Some 4,800 Ivorian refugees forced to flee into Liberia have benefitted from two phases of ActionAid's ongoing emergency response to the fall-out from the political crisis which continues to tear apart Cote d'Ivoire.
Escalating violence over the past few weeks has forced thousands more people to leave their homes in the West African country. An estimated 110,000 of those who have fled are now living in border areas in neighbouring Liberia.
The influx has put huge pressure on already limited resources in Liberia. On a 2 day trip to the country in early April, UN Under-Secretary-General for Humanitarian Affairs and Emergency Relief Coordinator Valerie Amos visited towns in Grand Gedeh country, where an estimated 9,000 refugees arrived in just one week in late March.
"Many of the refugees here dropped everything and ran for their lives. They arrived in Liberia with little or nothing. The Liberian people have shown great generosity, sharing what they have, but they need support, too," Amos said.

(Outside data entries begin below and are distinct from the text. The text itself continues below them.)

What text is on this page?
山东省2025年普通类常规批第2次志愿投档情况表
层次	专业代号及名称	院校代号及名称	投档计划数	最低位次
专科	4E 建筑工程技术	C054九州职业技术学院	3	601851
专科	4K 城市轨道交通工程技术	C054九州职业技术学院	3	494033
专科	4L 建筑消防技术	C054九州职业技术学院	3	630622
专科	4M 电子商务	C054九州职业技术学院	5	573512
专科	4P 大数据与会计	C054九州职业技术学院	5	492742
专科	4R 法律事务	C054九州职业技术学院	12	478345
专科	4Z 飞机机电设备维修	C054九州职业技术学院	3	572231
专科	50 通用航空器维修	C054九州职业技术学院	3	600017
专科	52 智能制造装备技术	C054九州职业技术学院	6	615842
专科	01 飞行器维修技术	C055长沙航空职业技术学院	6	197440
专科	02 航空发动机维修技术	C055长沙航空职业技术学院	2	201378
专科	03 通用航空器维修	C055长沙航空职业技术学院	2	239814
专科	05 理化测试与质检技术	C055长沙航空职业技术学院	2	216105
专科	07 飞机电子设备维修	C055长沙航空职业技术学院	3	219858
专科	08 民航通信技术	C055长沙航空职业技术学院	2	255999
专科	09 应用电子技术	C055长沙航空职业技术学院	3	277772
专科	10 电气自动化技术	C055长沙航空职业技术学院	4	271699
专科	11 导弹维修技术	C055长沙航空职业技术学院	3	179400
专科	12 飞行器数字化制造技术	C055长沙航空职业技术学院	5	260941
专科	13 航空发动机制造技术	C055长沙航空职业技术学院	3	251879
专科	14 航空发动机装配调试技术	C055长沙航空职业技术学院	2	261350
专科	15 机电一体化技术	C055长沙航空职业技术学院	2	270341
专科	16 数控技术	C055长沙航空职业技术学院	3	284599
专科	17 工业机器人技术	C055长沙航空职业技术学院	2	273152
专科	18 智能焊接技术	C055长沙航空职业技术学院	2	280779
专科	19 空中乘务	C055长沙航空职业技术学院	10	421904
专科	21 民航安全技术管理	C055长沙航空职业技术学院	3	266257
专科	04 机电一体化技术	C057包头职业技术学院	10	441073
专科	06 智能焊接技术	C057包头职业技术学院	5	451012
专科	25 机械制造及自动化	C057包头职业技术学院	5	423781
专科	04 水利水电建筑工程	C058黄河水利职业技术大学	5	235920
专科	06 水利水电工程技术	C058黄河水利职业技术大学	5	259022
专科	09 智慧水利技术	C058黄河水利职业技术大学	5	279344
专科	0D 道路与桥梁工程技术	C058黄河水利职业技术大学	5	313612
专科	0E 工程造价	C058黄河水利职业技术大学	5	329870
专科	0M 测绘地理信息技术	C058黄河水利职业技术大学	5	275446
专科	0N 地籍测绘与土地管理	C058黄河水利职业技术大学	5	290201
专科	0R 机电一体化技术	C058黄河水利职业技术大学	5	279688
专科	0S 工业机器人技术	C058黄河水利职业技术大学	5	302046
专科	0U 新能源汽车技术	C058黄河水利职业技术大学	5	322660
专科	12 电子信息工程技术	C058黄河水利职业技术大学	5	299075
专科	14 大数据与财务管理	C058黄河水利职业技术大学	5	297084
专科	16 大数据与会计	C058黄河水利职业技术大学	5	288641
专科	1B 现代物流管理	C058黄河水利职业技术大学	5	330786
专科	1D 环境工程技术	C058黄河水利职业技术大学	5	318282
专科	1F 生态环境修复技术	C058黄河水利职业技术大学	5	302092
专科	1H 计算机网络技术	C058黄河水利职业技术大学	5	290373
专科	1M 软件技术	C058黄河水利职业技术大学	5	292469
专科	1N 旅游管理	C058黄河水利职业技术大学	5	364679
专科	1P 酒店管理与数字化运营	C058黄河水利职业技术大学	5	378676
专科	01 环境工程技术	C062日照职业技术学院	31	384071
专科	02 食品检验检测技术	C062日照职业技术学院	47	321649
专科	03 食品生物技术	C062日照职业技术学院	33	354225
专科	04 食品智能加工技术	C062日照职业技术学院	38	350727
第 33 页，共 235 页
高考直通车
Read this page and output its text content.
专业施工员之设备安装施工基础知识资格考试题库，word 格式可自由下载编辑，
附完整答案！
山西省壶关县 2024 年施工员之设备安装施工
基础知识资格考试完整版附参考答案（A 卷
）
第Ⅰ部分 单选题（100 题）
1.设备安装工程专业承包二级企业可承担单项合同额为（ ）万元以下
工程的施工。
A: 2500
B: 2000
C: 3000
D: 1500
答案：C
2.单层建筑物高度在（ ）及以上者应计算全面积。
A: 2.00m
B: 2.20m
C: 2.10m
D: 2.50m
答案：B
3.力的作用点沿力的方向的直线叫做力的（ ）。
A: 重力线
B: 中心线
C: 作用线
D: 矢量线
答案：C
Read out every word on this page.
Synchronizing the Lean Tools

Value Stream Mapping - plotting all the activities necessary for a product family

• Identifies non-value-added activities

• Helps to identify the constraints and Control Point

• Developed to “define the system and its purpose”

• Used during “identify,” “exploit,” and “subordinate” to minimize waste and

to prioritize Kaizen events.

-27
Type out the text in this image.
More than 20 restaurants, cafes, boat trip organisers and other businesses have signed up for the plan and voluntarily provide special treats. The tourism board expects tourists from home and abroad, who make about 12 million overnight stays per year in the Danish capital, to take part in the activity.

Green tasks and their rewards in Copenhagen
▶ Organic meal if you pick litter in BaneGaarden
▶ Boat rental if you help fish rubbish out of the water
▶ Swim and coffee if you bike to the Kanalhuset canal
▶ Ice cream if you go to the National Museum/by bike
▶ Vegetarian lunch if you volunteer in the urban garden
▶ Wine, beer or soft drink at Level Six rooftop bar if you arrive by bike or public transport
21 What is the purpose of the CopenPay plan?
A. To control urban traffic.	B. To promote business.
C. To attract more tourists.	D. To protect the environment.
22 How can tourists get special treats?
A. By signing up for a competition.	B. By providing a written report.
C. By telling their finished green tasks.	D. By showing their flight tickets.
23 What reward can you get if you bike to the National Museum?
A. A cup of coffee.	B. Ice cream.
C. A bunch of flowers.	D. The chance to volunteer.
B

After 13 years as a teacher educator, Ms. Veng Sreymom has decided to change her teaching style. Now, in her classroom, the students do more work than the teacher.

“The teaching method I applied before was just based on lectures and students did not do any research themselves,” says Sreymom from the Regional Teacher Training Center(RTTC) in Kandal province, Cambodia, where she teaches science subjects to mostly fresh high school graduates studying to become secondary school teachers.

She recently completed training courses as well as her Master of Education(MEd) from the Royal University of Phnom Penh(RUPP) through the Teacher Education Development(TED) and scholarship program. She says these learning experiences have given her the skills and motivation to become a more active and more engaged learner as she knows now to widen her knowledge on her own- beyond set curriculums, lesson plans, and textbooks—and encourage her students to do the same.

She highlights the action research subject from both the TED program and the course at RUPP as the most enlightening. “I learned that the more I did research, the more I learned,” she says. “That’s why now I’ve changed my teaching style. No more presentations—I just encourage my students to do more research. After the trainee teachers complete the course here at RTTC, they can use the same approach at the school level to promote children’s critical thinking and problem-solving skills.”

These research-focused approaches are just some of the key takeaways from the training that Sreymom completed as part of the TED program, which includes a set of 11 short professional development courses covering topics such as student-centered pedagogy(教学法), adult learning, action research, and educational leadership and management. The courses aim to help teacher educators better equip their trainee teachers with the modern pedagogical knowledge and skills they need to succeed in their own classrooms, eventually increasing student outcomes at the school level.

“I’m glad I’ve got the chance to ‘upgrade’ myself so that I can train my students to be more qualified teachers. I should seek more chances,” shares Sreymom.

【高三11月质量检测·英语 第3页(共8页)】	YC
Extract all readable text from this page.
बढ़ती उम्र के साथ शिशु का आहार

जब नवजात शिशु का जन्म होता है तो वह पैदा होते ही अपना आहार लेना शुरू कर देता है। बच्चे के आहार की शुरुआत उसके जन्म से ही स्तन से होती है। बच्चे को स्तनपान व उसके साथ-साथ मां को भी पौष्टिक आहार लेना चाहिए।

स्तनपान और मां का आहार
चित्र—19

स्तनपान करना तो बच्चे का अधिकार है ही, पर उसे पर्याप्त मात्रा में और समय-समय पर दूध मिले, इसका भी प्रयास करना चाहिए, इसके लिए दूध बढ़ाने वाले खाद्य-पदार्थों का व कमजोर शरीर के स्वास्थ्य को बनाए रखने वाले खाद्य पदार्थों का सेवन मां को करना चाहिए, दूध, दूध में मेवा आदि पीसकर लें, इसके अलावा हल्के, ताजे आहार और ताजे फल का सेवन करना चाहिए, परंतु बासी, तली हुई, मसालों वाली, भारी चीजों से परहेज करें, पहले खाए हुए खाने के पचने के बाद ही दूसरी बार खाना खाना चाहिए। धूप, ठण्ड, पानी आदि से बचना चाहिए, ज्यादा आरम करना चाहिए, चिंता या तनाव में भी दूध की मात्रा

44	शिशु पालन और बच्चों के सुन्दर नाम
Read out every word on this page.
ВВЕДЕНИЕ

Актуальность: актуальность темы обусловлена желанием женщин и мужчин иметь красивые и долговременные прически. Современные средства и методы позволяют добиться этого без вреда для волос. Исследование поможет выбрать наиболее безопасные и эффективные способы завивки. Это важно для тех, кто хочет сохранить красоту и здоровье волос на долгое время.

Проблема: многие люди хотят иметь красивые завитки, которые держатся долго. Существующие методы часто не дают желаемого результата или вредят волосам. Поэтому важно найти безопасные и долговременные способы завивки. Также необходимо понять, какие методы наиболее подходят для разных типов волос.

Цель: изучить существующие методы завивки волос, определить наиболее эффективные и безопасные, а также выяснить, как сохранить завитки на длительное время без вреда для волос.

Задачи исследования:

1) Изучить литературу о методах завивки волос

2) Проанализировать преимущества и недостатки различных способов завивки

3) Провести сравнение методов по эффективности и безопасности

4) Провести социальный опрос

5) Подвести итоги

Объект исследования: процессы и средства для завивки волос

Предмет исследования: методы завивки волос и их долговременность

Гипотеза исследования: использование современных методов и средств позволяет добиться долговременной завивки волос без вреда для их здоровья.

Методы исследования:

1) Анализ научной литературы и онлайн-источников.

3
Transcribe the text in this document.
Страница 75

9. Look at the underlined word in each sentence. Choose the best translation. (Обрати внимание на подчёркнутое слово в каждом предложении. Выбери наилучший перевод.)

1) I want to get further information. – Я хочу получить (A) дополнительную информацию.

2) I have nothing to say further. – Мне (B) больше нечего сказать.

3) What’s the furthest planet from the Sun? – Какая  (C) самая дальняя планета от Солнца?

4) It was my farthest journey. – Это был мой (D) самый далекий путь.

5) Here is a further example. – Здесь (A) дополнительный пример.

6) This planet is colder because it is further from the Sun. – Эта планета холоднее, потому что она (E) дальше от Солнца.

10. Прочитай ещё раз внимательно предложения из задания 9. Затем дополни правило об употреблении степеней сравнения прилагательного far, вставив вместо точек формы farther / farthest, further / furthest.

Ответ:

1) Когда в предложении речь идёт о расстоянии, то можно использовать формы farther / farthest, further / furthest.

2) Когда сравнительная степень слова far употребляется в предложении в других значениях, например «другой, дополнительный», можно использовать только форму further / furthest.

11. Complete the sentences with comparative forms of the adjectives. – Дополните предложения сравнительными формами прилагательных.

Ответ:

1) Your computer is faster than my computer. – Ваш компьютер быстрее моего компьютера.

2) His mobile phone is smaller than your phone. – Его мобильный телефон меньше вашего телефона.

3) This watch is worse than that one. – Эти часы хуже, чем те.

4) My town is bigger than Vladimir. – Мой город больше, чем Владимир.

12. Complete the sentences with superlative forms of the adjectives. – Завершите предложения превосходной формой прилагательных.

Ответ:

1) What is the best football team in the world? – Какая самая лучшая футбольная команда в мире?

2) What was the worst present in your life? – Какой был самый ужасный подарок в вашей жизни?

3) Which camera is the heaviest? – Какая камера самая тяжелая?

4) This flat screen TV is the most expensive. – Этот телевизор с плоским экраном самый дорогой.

Following initial assessments of the situation in February, ActionAid Liberia worked in collaboration with partner organizations, local structures and displaced people themselves to distribute food packages and essential items such as soap and mosquito nets to 2,000 people in 5 towns in Nimba country, where the majority of refugees are concentrated.
A second round of distribution in late March reached an additional 2,800 people in Toe and Brown Towns in Gbarzon district and Tempo Town in Konobo district, both in Grand Gedeh county.
Ken Kerseh, 30, arrived in Teahplay, Nimba County along with her mother from Gwiaplay in Ivory Coast three months ago and had to carry the burden of her nine-month old twins, a girl and a boy, leaving her husband back home.
"We are seven in all. We have spent three months here now. When we came the first time they gave us buckets and bulgur wheat. Today I received some things," she said.
"What I got is small because I am breastfeeding and needed more rice to eat well and be able to give my children sufficient breast milk. But I want to tell you thank you for your help. The rice and other things will still benefit me and my children".
Ken does not know the whereabouts of her husband but believes he is still in Ivory Coast.
ActionAid Liberia's recent humanitarian assistance focused on refugees residing in the border towns of Gblarlay, Biaplay, Glalay, Douplay and Teahplay in the Buutuo region of Nimba County where a high influx of Ivorian refugees is reported. Our initial response targeted 2,000 refugees with funding from the Strategic Crisis Programme (a fund managed by the International Emergencies and Conflict Team).
Recent weeks have seen deterioration in the situation, with more refugees flooding into Liberia. We are still seeking funding to expand our emergency response to meet the needs of those affected.